Historical introduction; 1. Basic properties of the electromagnetic field; 2. Electromagnetic potentials and polarization; 3. Foundations of geometrical optics; 4. Geometrical theory of optical imaging; 5. Geometrical theory of aberrations; 6. Image-forming instruments; 7. Elements of the theory of interference and interferometers; 8. Elements of the theory of diffraction; 9. The diffraction theory of aberrations; 10. Interference and diffraction with partially coherent light; 11. Rigorous diffraction theory; 12. Diffraction of light by ultrasonic waves; 13. Scattering from inhomogeneous media; 14. Optics of metals; 15. Optics of crystals; 16. Appendices; Author index; Subject index.

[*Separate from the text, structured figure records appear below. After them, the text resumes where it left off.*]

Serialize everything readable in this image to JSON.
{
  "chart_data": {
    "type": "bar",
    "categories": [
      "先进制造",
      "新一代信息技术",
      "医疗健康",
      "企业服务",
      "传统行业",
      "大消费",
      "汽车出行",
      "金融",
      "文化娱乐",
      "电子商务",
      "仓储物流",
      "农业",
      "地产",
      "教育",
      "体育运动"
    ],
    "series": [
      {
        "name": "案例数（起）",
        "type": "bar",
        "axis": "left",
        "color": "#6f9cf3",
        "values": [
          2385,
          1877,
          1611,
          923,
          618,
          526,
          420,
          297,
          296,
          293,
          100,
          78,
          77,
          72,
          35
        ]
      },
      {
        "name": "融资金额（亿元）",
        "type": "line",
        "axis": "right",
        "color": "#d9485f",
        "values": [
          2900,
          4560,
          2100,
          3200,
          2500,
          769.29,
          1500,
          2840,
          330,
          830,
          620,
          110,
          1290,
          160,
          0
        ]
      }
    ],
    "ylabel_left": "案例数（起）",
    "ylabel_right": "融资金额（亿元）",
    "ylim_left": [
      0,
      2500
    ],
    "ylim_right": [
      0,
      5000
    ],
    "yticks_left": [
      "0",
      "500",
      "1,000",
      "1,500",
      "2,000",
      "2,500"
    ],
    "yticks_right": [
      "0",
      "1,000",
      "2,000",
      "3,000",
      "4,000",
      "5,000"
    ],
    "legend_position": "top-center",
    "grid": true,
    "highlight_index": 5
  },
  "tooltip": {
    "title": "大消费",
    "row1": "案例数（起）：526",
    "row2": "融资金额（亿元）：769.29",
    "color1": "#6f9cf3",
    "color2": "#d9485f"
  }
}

Principles of Optics is one of the most highly cited and most influential physics books ever published, and one of the classic science books of the twentieth century. To celebrate the 60th anniversary of this remarkable book's first publication, the seventh expanded edition has been reprinted with a special foreword by Sir Peter Knight. The seventh edition was the first thorough revision and expansion of this definitive text. Amongst the material introduced in the seventh edition is a section on CAT scans, a chapter on scattering from inhomogeneous media, including an account of the principles of diffraction tomography, an account of scattering from periodic potentials, and a section on the so-called Rayleigh-Sommerfield diffraction theory. This expansive and timeless book continues to be invaluable to advanced undergraduates, graduate students and researchers working in all areas of optics.
Max Born was one of the most distinguished and influential physicists of the twentieth century. Although he was awarded the Nobel Prize for his fundamental researches in quantum mechanics, he made also substantial contributions to other branches of physics, for example to the theory of lattice dynamics of crystals. He created a leading school of theoretical physics at Goettingen University, which had a major impact on the development of physics. From 1936 until his retirement in 1953 he was the Tait Professor of Natural Philosophy at the University of Edinburgh. Born was a prolific writer, who published about 360 papers and 30 books. He received numerous honors apart from the Nobel Prize; he was elected Fellow of learned academies throughout the world and he was awarded many honorary degrees. Emil Wolf was the Wilson Professor of Optical Physics at the University of Rochester. He received B.Sc. and Ph.D. degrees from Bristol University and a D.Sc. degree from the University of Edinburgh. He joined Max Born there in 1951 to collaborate with him in the writing of Principles of Optics. He was Max Born's last assistant. In addition to Principles of Optics, Professor Wolf was the co-author, with Professor Leonard Mandel, of a comprehensive text Optical Coherence and Quantum Optics, and he was the editor of a well known series, Progress in Optics. His numerous contributions to optics are well known and have been recognized by many awards, including seven honorary doctorates. Professor Wolf was President of the Optical Society of America in 1978 and was an honorary member of that society, as well as of the Optical Societies of India and Australia.